Cranston miró al gordo gesticular de horror. Una mano la tenía en el bolsillo, la otra sosteniendo un pañuelo todo sudado. En sus ojos se veía el miedo impregnado. Cranston le entendía: Abe solía causar ese efecto, más viniendo de una cara toda cubierta de cicatrices como la suya.
De un salto entró en el carruaje. Los asientos eran mullidos, de una ceda muy fina. Vio un bolso y una caja de madera rudimentaria. Cranston revisó el bolso, encontrando papeles, sobres, una bolsita con hierba reseca, un pedernal y una bolsa de cuero. Tomó la bolsa y escuchó el dulce tintineo de las monedas. Ni se molestó en ver si eran de plata o de cobre, dinero era dinero. Se lo guardó, sabiendo que tendría que compartirlas con Abe. Él siempre se daba cuenta cuando había botín, lo olía como un perro olía carne fresca.
Revisó la caja, viendo que no podía abrirla. No tenía ni una marca en específica, a lo sumo unas sutiles, producto de los martillazos dados contra los clavos. Eso le llamó la atención. ¿Por qué clavarían una caja de esa forma?
Supuso que algo valioso habría dentro.
La tomó y la sacudió. Algo dentro se movió. ¿Y si era lo que habían ido a buscar? Honestamente esperaba que sí lo fuera, ya se estaba hartando de aguardar escondido tras los arbustos. Pensó que, en caso que no fuera aquello, al menos tendrían un extra del botín, pues lo que se les había encargado encontrar debía ser entregado a quien les ordenó traerlo.
Si tan solo supieran qué era.
Salió del carruaje. El gordo lo miró de reojo. Cranston llevaba la bolsita con las monedas y la caja bajo el brazo. Nervioso, el gordo se envaró y sacó algo de su bolsillo.
El estruendo resonó antes que siquiera pudiera asomar su mano y su peso cayó muerto contra el carruaje.

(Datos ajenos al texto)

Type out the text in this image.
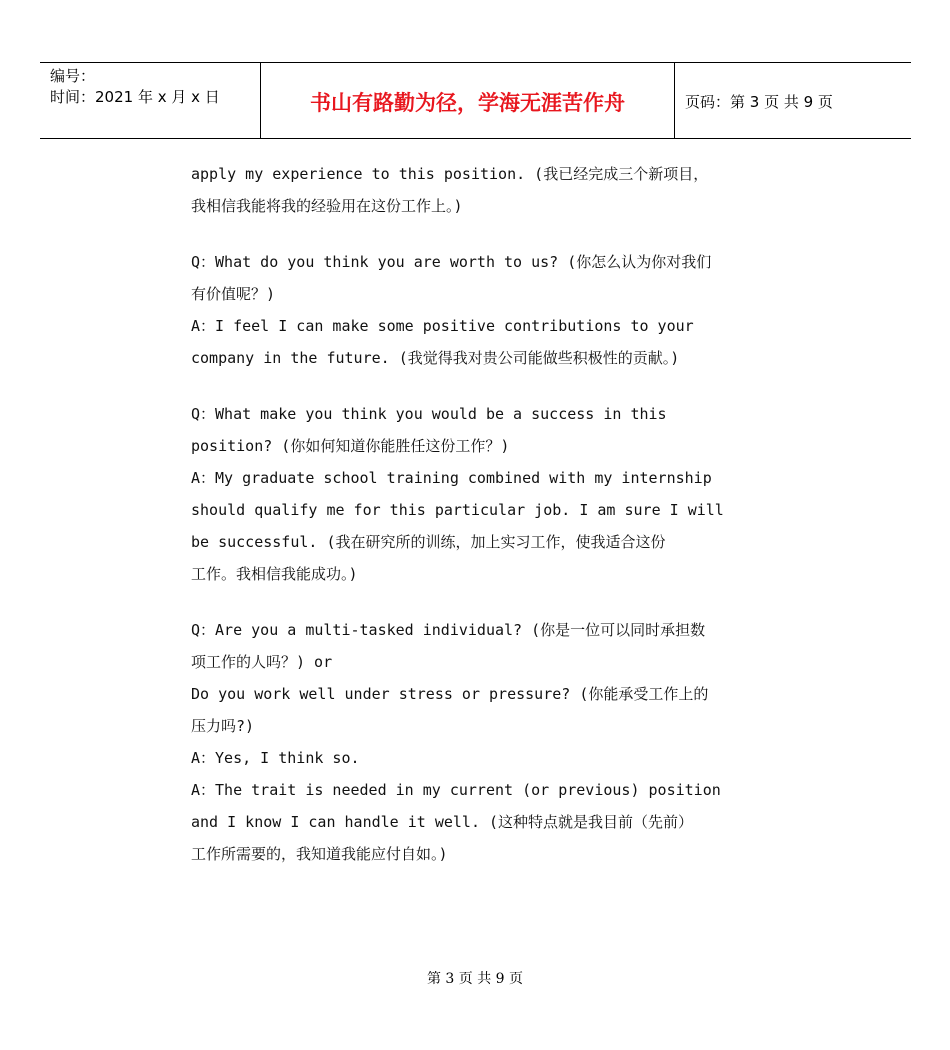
编号：
时间：2021 年 x 月 x 日	书山有路勤为径，学海无涯苦作舟	页码：第 3 页 共 9 页
apply my experience to this position. (我已经完成三个新项目，
我相信我能将我的经验用在这份工作上。)
Q：What do you think you are worth to us? (你怎么认为你对我们
有价值呢？)
A：I feel I can make some positive contributions to your
company in the future. (我觉得我对贵公司能做些积极性的贡献。)
Q：What make you think you would be a success in this
position? (你如何知道你能胜任这份工作？)
A：My graduate school training combined with my internship
should qualify me for this particular job. I am sure I will
be successful. (我在研究所的训练，加上实习工作，使我适合这份
工作。我相信我能成功。)
Q：Are you a multi-tasked individual? (你是一位可以同时承担数
项工作的人吗？) or
Do you work well under stress or pressure? (你能承受工作上的
压力吗?)
A：Yes, I think so.
A：The trait is needed in my current (or previous) position
and I know I can handle it well. (这种特点就是我目前（先前）
工作所需要的，我知道我能应付自如。)
第 3 页 共 9 页
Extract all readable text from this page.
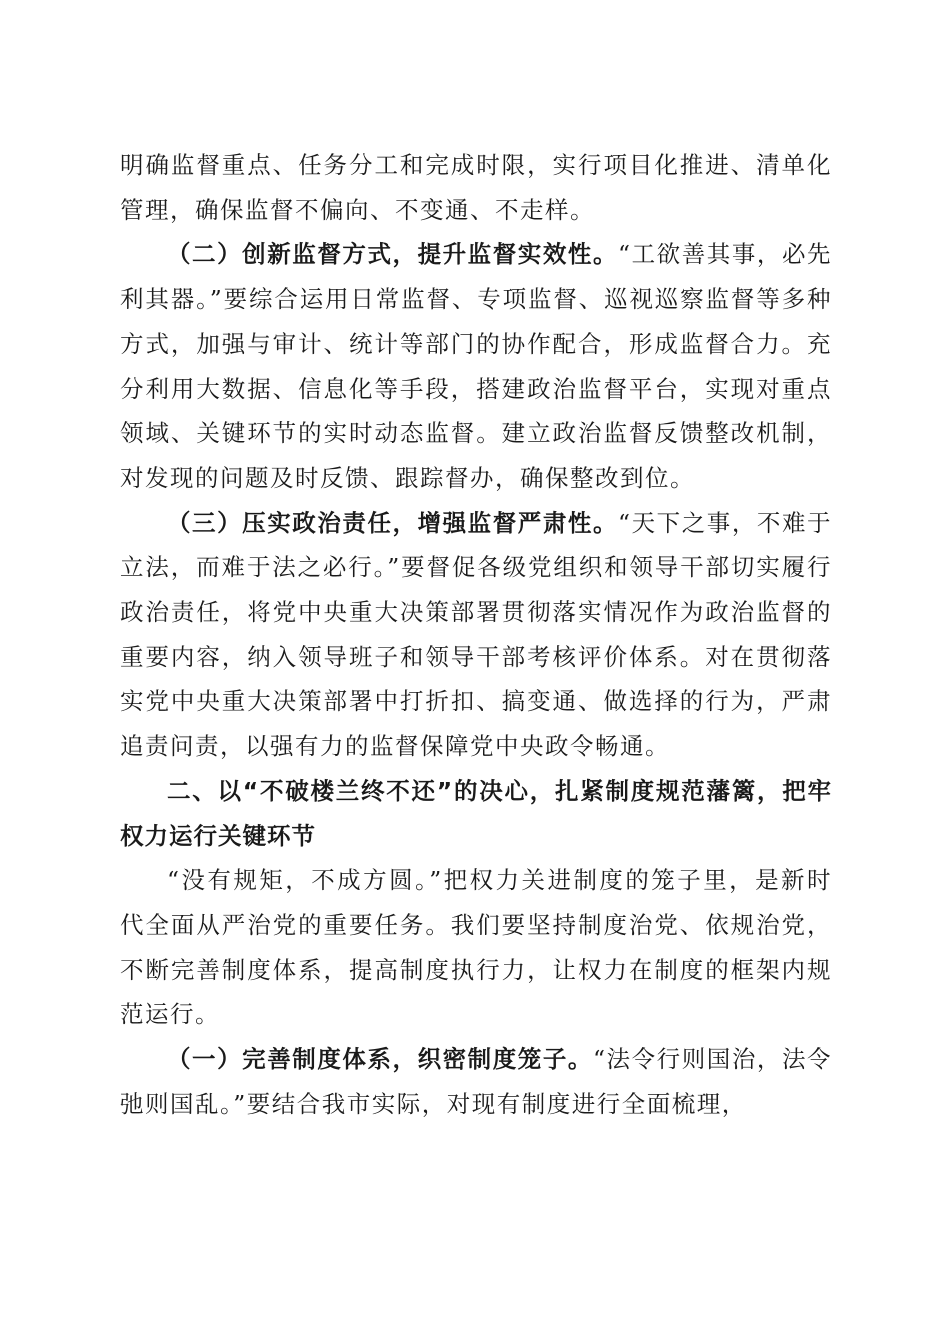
明确监督重点、任务分工和完成时限，实行项目化推进、清单化管理，确保监督不偏向、不变通、不走样。

（二）创新监督方式，提升监督实效性。“工欲善其事，必先利其器。”要综合运用日常监督、专项监督、巡视巡察监督等多种方式，加强与审计、统计等部门的协作配合，形成监督合力。充分利用大数据、信息化等手段，搭建政治监督平台，实现对重点领域、关键环节的实时动态监督。建立政治监督反馈整改机制，对发现的问题及时反馈、跟踪督办，确保整改到位。

（三）压实政治责任，增强监督严肃性。“天下之事，不难于立法，而难于法之必行。”要督促各级党组织和领导干部切实履行政治责任，将党中央重大决策部署贯彻落实情况作为政治监督的重要内容，纳入领导班子和领导干部考核评价体系。对在贯彻落实党中央重大决策部署中打折扣、搞变通、做选择的行为，严肃追责问责，以强有力的监督保障党中央政令畅通。

二、以“不破楼兰终不还”的决心，扎紧制度规范藩篱，把牢权力运行关键环节

“没有规矩，不成方圆。”把权力关进制度的笼子里，是新时代全面从严治党的重要任务。我们要坚持制度治党、依规治党，不断完善制度体系，提高制度执行力，让权力在制度的框架内规范运行。

（一）完善制度体系，织密制度笼子。“法令行则国治，法令弛则国乱。”要结合我市实际，对现有制度进行全面梳理，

—¿Y bien? —dijo Abe, ignorando el haber matado a otra persona.
—Encontré esto—mostró la caja, dudó, luego enseñó la bolsita.
—¿Por qué mierda te tardaste en enseñar los dineros? —dijo Abe furioso.
Cranston bajó la cabeza.
Abe tomó la caja y trató de abrirla, sin éxito alguno.
—Esta clavada—dijo Cranston.
—Carajo. Bueno, presta los dineros. ¿No había nada más dentro?
—Había un bolso con…
Un puño se enterró en la cara de Cranston que le faltó poco para caer como el gordo. Abe, cargando aún con la caja, entró en el carruaje y sacó la bolsa. Salió tranquilamente y se adentró en el bosque. Cranston lo miró, mas no dijo nada. En cambio se volvió al gordo. Se agachó para ver qué tenía en el bolsillo que le costó la vida, aunque Cranston suponía que su compañero no lo dejaría irse así sin más.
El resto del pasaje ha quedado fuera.